Las Vegas Sun

April 26, 2024

BRIAN GREENSPUN: WHERE I STAND:

Partnership can make our history start now

Brookings, UNLV will offer ideas, data to let our leaders make Vegas great

History was made at UNLV last week.

When the historians look back at the date and time at which UNLV, Las Vegas, Nevada and the rest of the Mountain West states began to take their rightful place as leaders in the 21st century, I am pretty sure they will look at Sept. 8, 2008, as the day it all began.

There are times and events that occur in each of our lives that we just know will leave lasting impressions. The birth of a child, a wedding day, a long-awaited and much-earned promotion at work — can each portend events that change our.

Last Tuesday’s announcement at UNLV of the Brookings Mountain West Initiative was one of those days. And it couldn’t have come at a better time.

The Brookings Institution is a nonprofit public policy organization based in Washington, D.C. This “think tank” is almost 100 years old and is consistently heralded as Washington’s most influential, most quoted, most trusted institution of its kind. As far as think tanks are concerned, it doesn’t get any better than Brookings.

And last week, Brookings chose UNLV to be its partner!

Here’s where I admit a bias. I am an honorary trustee of the Brookings Institution and invested “up to here” in UNLV. I am not objective when it comes to these two institutions. But, so what? I can still count, I can still understand and I can still believe in the tomorrows that this partnership can make available to Las Vegans.

I can count the number of times in the past few decades when we were told by people who “knew” that Las Vegas had seen its best days, that Las Vegas was going to dry up and blow away and that Las Vegas was going to suffocate from its own stifling inability to lead its residents toward a better future, choosing instead to sacrifice tomorrow for a fancier, yet fleeting, today.

And I understand why that happens, especially now. People are scared, they are worried and they are mad — at someone, anyone — for what has happened to them, to us! It is understandable that, without proper leadership, people allow themselves to wander around, lost in their own concerns and failing to think clearly enough about what must get done so people grow and prosper. And, as is evident in our own state, frustration and ignorance lead to bad decisions at the ballot box, which lead to worse decisions by elected officials.

In light of all this, last week’s announcement was the culmination of some good decisions, some courageous decisions and some extraordinarily insightful decisions.

While all heck was breaking loose in Carson City this year — ideologically induced budget cuts that cared not about higher and lower education in this state — there were some good people at UNLV who kept their heads on straight.

Universities across this country would have given significant portions of their fat endowments for a shot at a partnership with the esteemed Brookings Institution, but that organization’s sights were aimed westward, specifically at Las Vegas. Las Vegas represented the epicenter of what Brookings is convinced will be the new American heartland. What was Chicago in the mid-1800s, Los Angeles in the mid-1900s will be Las Vegas’ turn in the middle part of the 21st century.

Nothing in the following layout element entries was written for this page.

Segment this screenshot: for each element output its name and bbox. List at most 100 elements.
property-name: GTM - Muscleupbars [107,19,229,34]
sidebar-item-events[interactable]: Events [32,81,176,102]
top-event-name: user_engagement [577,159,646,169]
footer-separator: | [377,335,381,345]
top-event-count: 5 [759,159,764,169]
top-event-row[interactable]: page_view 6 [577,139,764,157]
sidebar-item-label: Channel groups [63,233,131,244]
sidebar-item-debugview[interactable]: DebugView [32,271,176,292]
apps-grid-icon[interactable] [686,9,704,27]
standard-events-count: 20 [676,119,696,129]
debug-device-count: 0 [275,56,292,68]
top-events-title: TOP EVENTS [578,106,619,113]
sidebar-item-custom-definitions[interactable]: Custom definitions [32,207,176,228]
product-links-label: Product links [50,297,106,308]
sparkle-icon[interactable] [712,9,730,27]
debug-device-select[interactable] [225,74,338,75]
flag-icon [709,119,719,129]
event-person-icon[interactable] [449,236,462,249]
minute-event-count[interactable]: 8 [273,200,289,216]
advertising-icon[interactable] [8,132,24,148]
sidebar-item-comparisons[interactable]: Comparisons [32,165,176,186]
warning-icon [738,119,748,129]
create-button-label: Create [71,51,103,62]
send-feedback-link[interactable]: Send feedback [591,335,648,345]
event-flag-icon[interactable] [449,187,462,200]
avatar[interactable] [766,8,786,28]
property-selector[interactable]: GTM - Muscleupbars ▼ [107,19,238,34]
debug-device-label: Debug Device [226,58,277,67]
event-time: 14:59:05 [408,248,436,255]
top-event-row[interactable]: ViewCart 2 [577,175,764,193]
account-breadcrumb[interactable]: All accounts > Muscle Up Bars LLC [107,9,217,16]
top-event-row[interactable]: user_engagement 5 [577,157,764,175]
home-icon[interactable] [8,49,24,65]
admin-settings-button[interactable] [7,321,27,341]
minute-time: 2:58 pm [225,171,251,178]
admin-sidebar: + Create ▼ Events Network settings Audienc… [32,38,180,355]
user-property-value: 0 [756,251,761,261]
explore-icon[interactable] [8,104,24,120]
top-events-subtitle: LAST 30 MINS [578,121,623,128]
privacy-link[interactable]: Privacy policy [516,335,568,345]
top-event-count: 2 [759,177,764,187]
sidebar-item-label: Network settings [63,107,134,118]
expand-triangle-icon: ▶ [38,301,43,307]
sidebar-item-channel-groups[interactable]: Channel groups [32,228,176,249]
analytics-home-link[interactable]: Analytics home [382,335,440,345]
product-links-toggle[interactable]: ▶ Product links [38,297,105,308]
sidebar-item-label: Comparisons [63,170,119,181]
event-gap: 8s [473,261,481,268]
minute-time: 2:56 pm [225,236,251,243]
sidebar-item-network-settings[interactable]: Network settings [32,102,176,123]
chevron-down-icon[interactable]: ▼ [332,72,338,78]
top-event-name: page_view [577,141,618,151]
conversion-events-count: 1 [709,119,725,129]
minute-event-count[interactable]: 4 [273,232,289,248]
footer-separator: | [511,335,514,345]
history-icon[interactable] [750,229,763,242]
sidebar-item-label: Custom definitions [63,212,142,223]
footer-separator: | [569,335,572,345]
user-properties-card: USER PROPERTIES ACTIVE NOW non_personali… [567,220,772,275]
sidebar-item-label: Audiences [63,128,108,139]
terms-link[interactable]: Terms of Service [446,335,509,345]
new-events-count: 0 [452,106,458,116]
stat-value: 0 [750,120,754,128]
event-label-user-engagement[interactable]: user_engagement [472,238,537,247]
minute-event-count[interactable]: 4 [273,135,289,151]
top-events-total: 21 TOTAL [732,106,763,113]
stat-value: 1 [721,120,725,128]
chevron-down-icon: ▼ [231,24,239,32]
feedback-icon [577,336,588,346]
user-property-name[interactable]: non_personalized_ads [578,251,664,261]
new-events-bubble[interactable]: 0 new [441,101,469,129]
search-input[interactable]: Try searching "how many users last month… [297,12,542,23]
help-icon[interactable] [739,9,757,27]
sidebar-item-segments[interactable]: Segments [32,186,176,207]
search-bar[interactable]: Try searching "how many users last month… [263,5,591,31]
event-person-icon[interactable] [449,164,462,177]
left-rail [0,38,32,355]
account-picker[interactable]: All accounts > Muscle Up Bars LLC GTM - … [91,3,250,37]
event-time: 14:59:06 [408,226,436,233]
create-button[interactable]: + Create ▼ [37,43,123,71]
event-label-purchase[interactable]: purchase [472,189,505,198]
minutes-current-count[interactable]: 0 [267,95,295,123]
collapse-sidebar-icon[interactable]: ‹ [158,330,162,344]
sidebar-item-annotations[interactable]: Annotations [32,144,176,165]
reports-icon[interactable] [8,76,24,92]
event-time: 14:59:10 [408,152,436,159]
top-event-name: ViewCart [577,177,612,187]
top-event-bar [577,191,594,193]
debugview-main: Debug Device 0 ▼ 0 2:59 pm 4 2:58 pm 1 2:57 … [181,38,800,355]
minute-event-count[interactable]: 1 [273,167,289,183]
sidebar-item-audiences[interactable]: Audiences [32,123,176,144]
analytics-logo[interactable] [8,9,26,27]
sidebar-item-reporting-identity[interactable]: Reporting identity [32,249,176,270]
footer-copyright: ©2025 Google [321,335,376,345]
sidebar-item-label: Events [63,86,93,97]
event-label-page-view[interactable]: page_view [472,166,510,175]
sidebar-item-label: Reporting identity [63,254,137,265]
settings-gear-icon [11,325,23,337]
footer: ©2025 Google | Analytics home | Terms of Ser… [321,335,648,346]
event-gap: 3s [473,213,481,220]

And how we get there, what kind of decisions we must make as a community and state in the next few years, and the facts, figures and policy recommendations needed to make those decisions are right in the sweet spot of what Brookings is all about.

The opportunity to study this region from its core, the structure to produce the policy considerations necessary and the ability to push those issues at all levels of government to make the Mountain West states the center of this century’s universe are challenges that excite every scholar in the Brookings family.

Ron Smith and Neal Smatresk saw it all and made this a top priority for UNLV. Strobe Talbott and Bill Antholis at Brookings saw their path westward and pushed hard to make this happen. All that was needed were the resources to bring this to a head when all around us were losing theirs.

Enter the Lincy Foundation and a $14 million gift to UNLV that paved the way for the Brookings-UNLV partnership.

And when we heard the inaugural lectures later that day by Antholis, Mark Muro and Rob Lang, two things happened. It became abundantly clear that UNLV, through this partnership, had stepped up and is on its way to the top of the heap of universities in this region. And it reaffirmed the extraordinary value proposition that Brookings scholars will bring to Las Vegas and the region.

As a start, they brought facts and figures. They brought quality critical thinking about the incredible challenges that are ahead. And they brought ideas and solutions that leave your mouth agape at the very thought of what we could have with just a modicum of leadership.

All that happened on Tuesday. Imagine what we can all do this week!

Brian Greenspun is editor of the Las Vegas Sun.